In the latest International Cricket Council (ICC) Men's Team Rankings, the once mighty WI team has plummeted to 8th place among the 10 nations that play test cricket.

And in the Men's One Day International (ODI) Team Rankings, WI has slipped to 9th out of 12 listed nations and has also fallen to 6th out of 18 teams in T-20 International (T-20I) rankings.

"So West Indies is in the cellar position virtually," former national cricketer, veteran commentator and sports enthusiast Ossie Lewis said.

"WI, which won the first two ODI World Cups is not sure of playing the next World Cup automatically and may have to play qualifying matches…" he noted.

Lewis remarked that for the first time West Indies did not qualify to participate in the Premier Champions League ODI tournament in June in England.

He explained that qualification for the tournament is restricted to the top eight teams in the ICC's ODI championship rankings, so the lowly ranked WI team was left out.

Lewis believes that a significant part of the reason for the WI team's decline may be the acrimonious relationship between the board and several senior players.

"I think both parties are to be blamed," he said, "You have a lack of discipline these days, no doubt about it, but the West Indies Cricket Board (WICB), I think they are acting a bit autocratic."

Lewis said this situation has lowered the quality of the game and reduced the players' morale. Also, he thinks current players are not of the same pedigree as past players in former WI teams.

"To me, we don't have the pedigree of players . . . For instance we had numerous great fast bowlers . . . about eight easily. And you hardly get two fast bowlers today in WI," Lewis commented.

Lewis blames the shortage of good fast bowlers on the lack of pace and bounce in current WI pitches, which dishearten fast bowlers while giving undue assistance to mediocre spin bowlers.

"So you find a virtual disappearance of fast bowlers in the Caribbean. That was one of our strongest points; in our heyday, we had the best fast bowlers in the world," he said.

Lewis also suggested that there may be diminishing interest in cricket as prospective players are now more exposed to American sports via television and internet.

Prevalent indiscipline among younger players is also a factor in the decline, Lewis said, and many WI players do not seem to be fully committed to the game.

Lewis noted that players can make huge fortunes by playing cricket today and many of the WI's best players gravitate to overseas franchises that are more lucrative than playing for West Indies.

This, he said, raises the issue of conflicting loyalties when players' contracts with overseas franchises do not permit them to play in the WI team's engagements.

"What we want is probably a cleansing of the board . . . new ideas … new people, a new mindset, a new outlook . . . young people have to get that discipline, that commitment," Lewis urged.
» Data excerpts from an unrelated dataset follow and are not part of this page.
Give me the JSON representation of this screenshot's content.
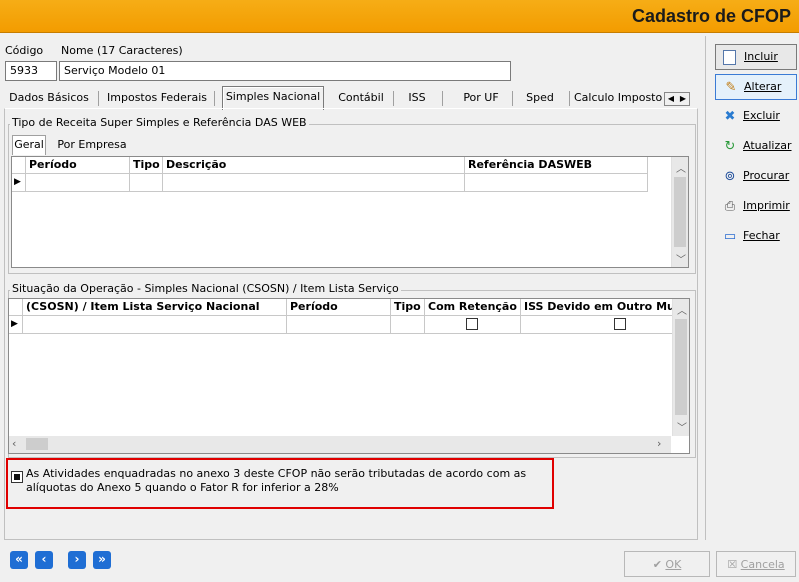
{
  "window": {
    "title": "Cadastro de CFOP"
  },
  "form": {
    "codigo_label": "Código",
    "nome_label": "Nome (17 Caracteres)",
    "codigo_value": "5933",
    "nome_value": "Serviço Modelo 01"
  },
  "tabs": [
    {
      "label": "Dados Básicos"
    },
    {
      "label": "Impostos Federais"
    },
    {
      "label": "Simples Nacional",
      "active": true
    },
    {
      "label": "Contábil"
    },
    {
      "label": "ISS"
    },
    {
      "label": "Por UF"
    },
    {
      "label": "Sped"
    },
    {
      "label": "Calculo Imposto"
    }
  ],
  "group1": {
    "title": "Tipo de Receita Super Simples e Referência DAS WEB",
    "subtabs": [
      "Geral",
      "Por Empresa"
    ],
    "columns": [
      "Período",
      "Tipo",
      "Descrição",
      "Referência DASWEB"
    ]
  },
  "group2": {
    "title": "Situação da Operação - Simples Nacional (CSOSN) / Item Lista Serviço",
    "columns": [
      "(CSOSN)  / Item  Lista Serviço  Nacional",
      "Período",
      "Tipo",
      "Com Retenção",
      "ISS Devido em Outro Mu"
    ]
  },
  "notice": {
    "text_line1": "As Atividades enquadradas no anexo 3 deste CFOP não serão tributadas de acordo com as",
    "text_line2": "alíquotas do Anexo 5 quando o Fator R for inferior a 28%",
    "checked": true
  },
  "sidebar": {
    "incluir": "Incluir",
    "alterar": "Alterar",
    "excluir": "Excluir",
    "atualizar": "Atualizar",
    "procurar": "Procurar",
    "imprimir": "Imprimir",
    "fechar": "Fechar"
  },
  "footer": {
    "ok": "OK",
    "cancela": "Cancela"
  },
  "colors": {
    "titlebar": "#f39c00",
    "highlight": "#e00000",
    "nav": "#1f6ed4"
  }
}
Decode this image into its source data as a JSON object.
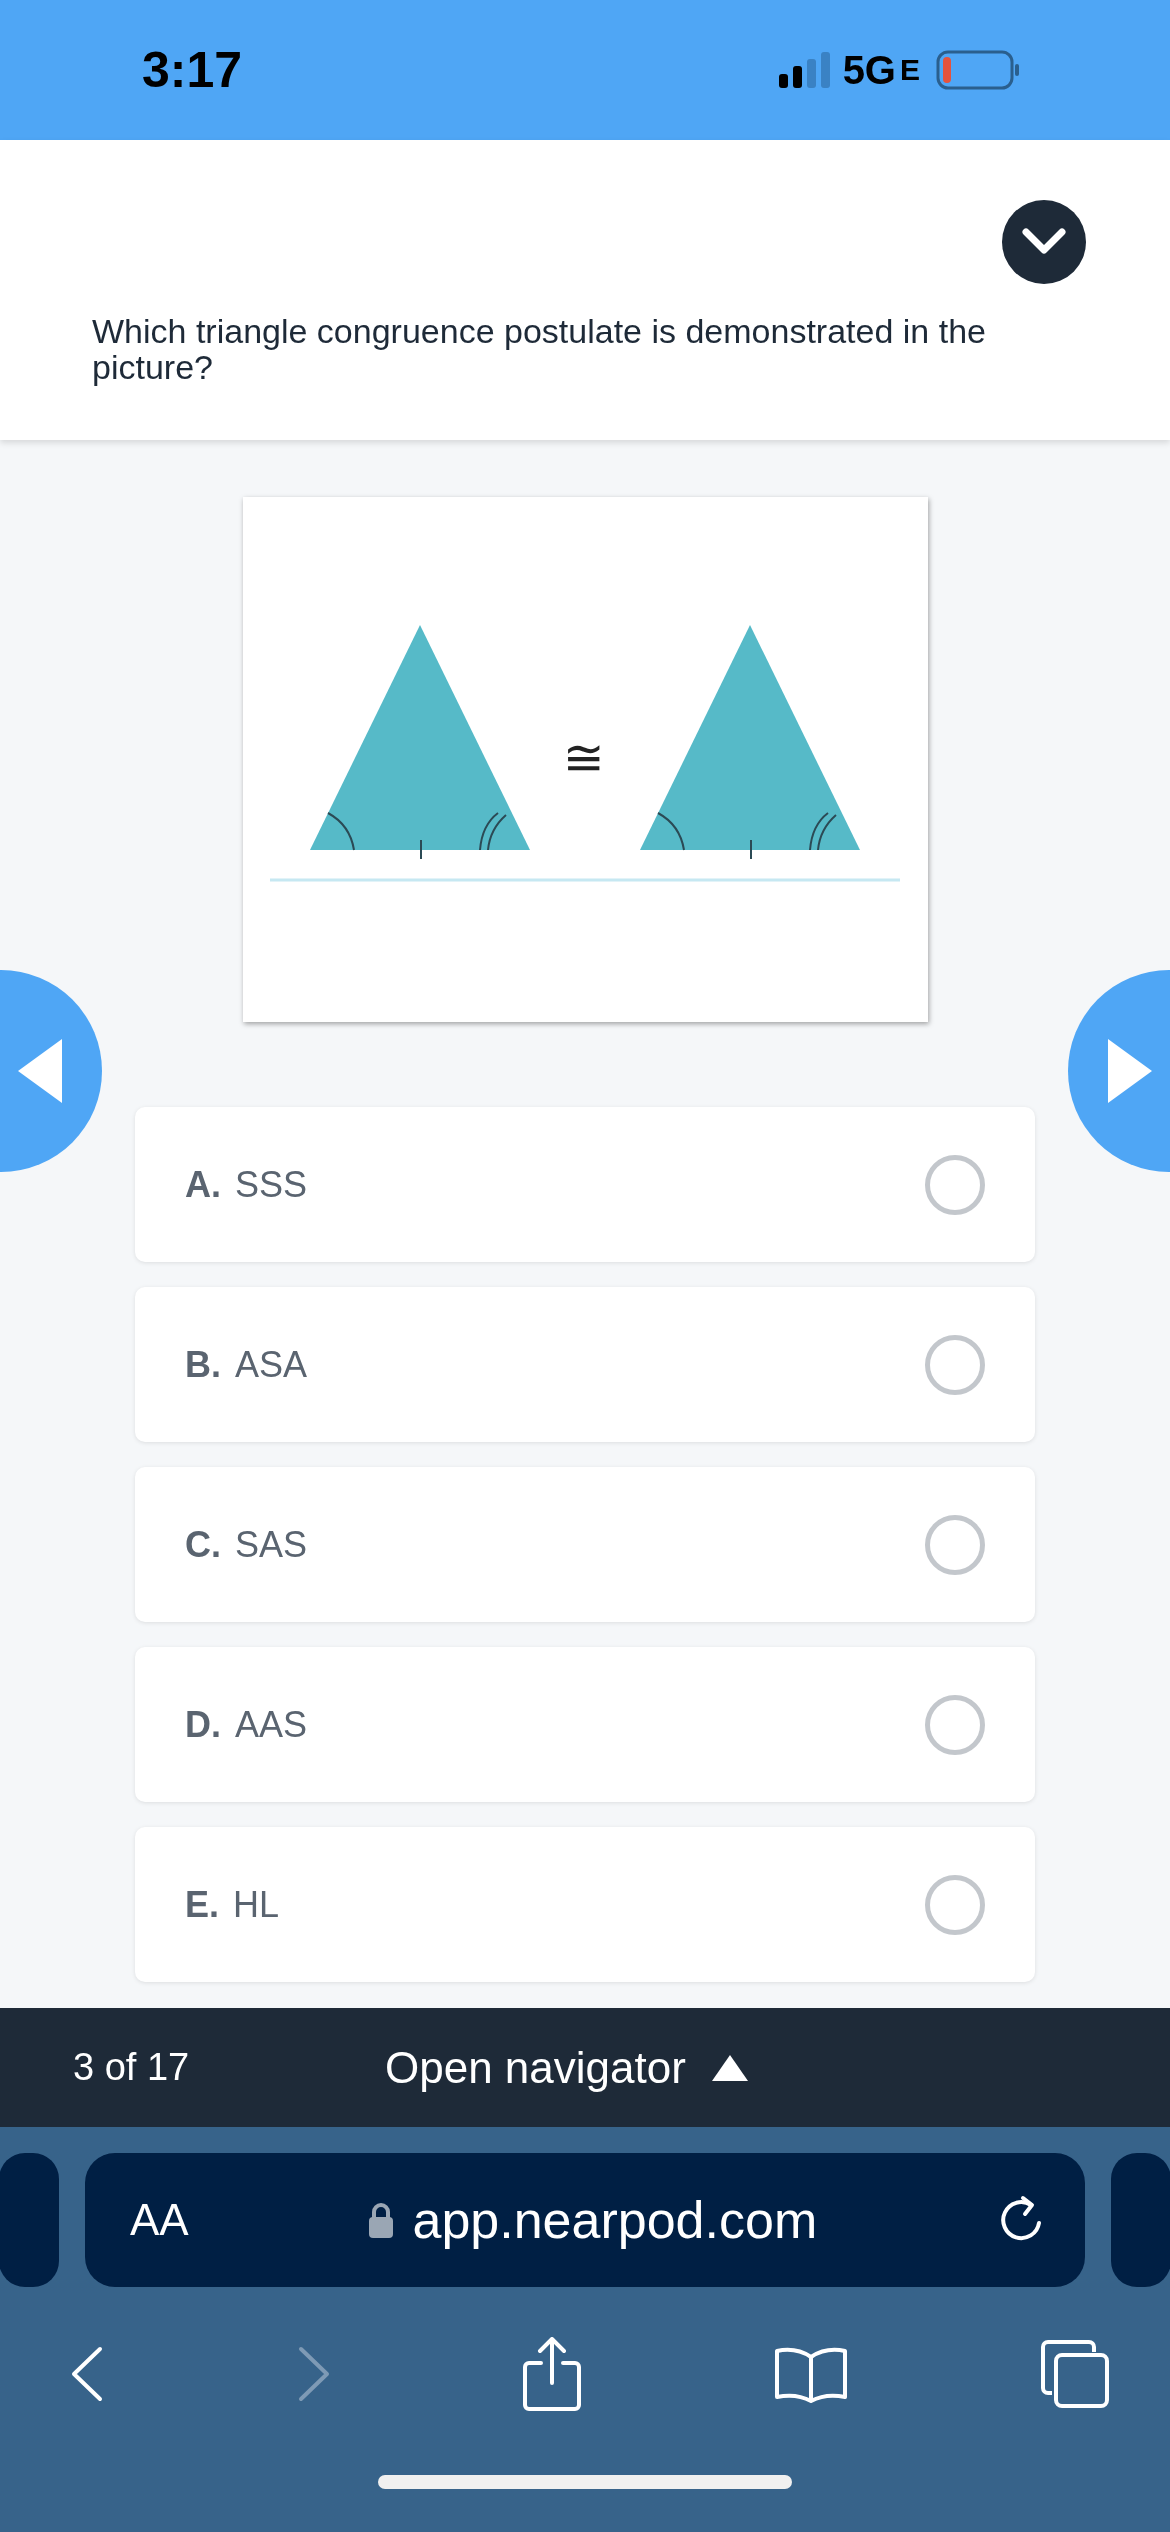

Another concerned cricket enthusiast, Development Officer Mervin Thomas said that the WI might be guilty of taking the production of great cricketers for granted.

"I think we took it for granted…we have produced some tremendous players . . . some greats and we took it for granted that every young cricketer would be like one of the greats of yesteryear.

"But what we forgot is that there were people looking at our system and deciding 'we are going to produce persons like this. What do we do to do that?'

"And they were able to develop systems to produce good players and to provide them with training and encouraging commitment.

"It took us too much time to introduce technology to our game…we depended too much on our talent," Thomas said.

He added, "We took it for granted that …five out of every 10 young men who walk the street would become a cricketer.

"And presently we realise that they are not born . . . we make them.

"So this is not a sudden plunge. It was a work in progress because we took certain things for granted."

Thomas said a lot of work is being done with age-group cricketers, which he believes is critical to the resurgence of WI cricket.

Remarking that the region still has an abundance of raw talent, he said there is still potential in the Caribbean and a lot of hope for cricket.

"But we need to hit common ground . . . allowing our better players to be available to us at whatever given point in time we want them," he declared.